Silvana Amati 13/12/2013 - Valorizzare il sistema dei trasporti e della logistica regionale e rafforzare le reti infrastrutturali per favorire nuove occasioni di sviluppo per i nostri territori.

E' questo uno degli obiettivi della proposta di legge della senatrice del Partito Democratico Silvana Amati che istituisce dei "punti franchi" ad Ancona e Livorno, ribadendone il ruolo centrale nello sviluppo dell'economia del Paese. La proposta di legge è stata presentata, d'intesa con il gruppo Pd del Consiglio regionale delle Marche, questa mattina alle 11 ad Ancona.

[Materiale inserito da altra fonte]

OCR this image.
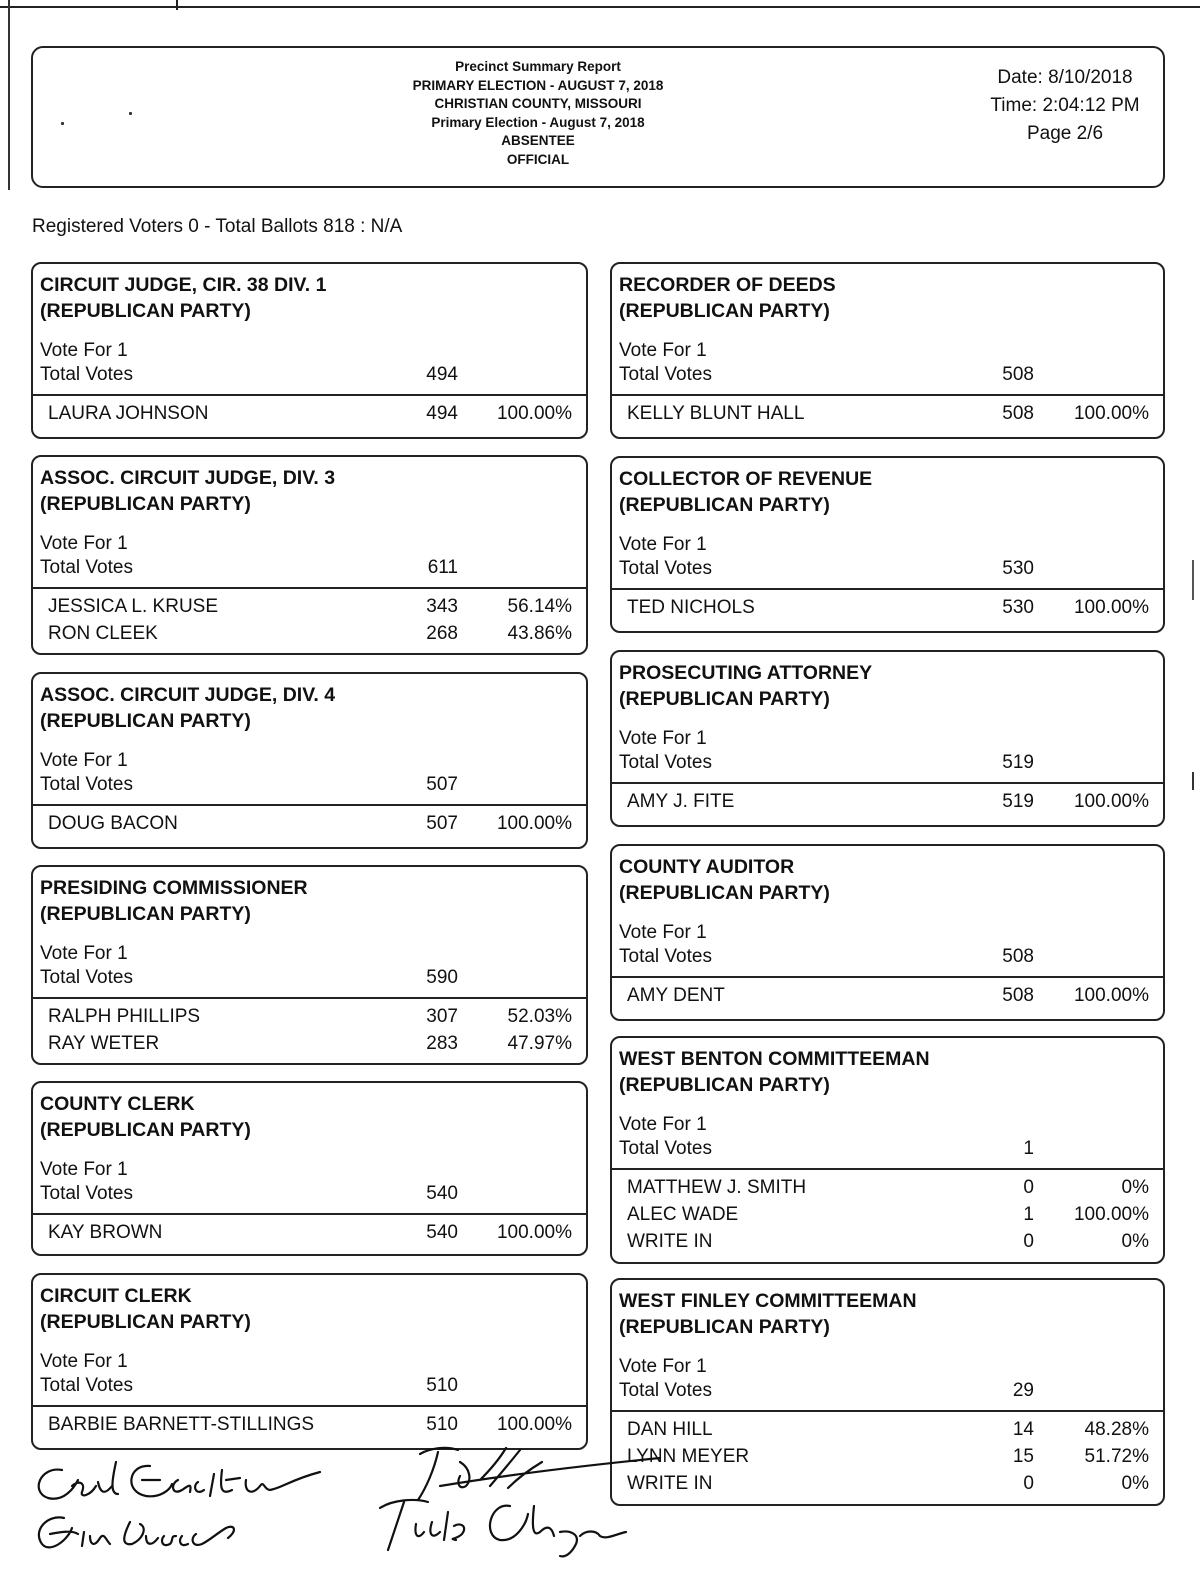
Precinct Summary Report
PRIMARY ELECTION - AUGUST 7, 2018
CHRISTIAN COUNTY, MISSOURI
Primary Election - August 7, 2018
ABSENTEE
OFFICIAL
Date: 8/10/2018
Time: 2:04:12 PM
Page 2/6
Registered Voters 0 - Total Ballots 818 : N/A
CIRCUIT JUDGE, CIR. 38 DIV. 1
(REPUBLICAN PARTY)
Vote For 1
Total Votes	494
LAURA JOHNSON	494	100.00%
ASSOC. CIRCUIT JUDGE, DIV. 3
(REPUBLICAN PARTY)
Vote For 1
Total Votes	611
JESSICA L. KRUSE	343	56.14%
RON CLEEK	268	43.86%
ASSOC. CIRCUIT JUDGE, DIV. 4
(REPUBLICAN PARTY)
Vote For 1
Total Votes	507
DOUG BACON	507	100.00%
PRESIDING COMMISSIONER
(REPUBLICAN PARTY)
Vote For 1
Total Votes	590
RALPH PHILLIPS	307	52.03%
RAY WETER	283	47.97%
COUNTY CLERK
(REPUBLICAN PARTY)
Vote For 1
Total Votes	540
KAY BROWN	540	100.00%
CIRCUIT CLERK
(REPUBLICAN PARTY)
Vote For 1
Total Votes	510
BARBIE BARNETT-STILLINGS	510	100.00%
RECORDER OF DEEDS
(REPUBLICAN PARTY)
Vote For 1
Total Votes	508
KELLY BLUNT HALL	508	100.00%
COLLECTOR OF REVENUE
(REPUBLICAN PARTY)
Vote For 1
Total Votes	530
TED NICHOLS	530	100.00%
PROSECUTING ATTORNEY
(REPUBLICAN PARTY)
Vote For 1
Total Votes	519
AMY J. FITE	519	100.00%
COUNTY AUDITOR
(REPUBLICAN PARTY)
Vote For 1
Total Votes	508
AMY DENT	508	100.00%
WEST BENTON COMMITTEEMAN
(REPUBLICAN PARTY)
Vote For 1
Total Votes	1
MATTHEW J. SMITH	0	0%
ALEC WADE	1	100.00%
WRITE IN	0	0%
WEST FINLEY COMMITTEEMAN
(REPUBLICAN PARTY)
Vote For 1
Total Votes	29
DAN HILL	14	48.28%
LYNN MEYER	15	51.72%
WRITE IN	0	0%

"La presenza di punti franchi nelle aree portuali e interportuali - afferma Amati - vuole essere un'esperienza innovativa, che si propone di potenziare non solo gli scambi, favoriti dalla posizione strategica delle due aree individuate nell'ambito delle Reti Transeuropee di trasporto, ma anche l'attività produttiva dei bacini che su di esse insistono. L'idea che abbiamo - conclude - è quella di provare a predisporre un emendamento che già preveda nella legge sui porti l'introduzione di quanto contenuto anche nel testo sui punti franchi".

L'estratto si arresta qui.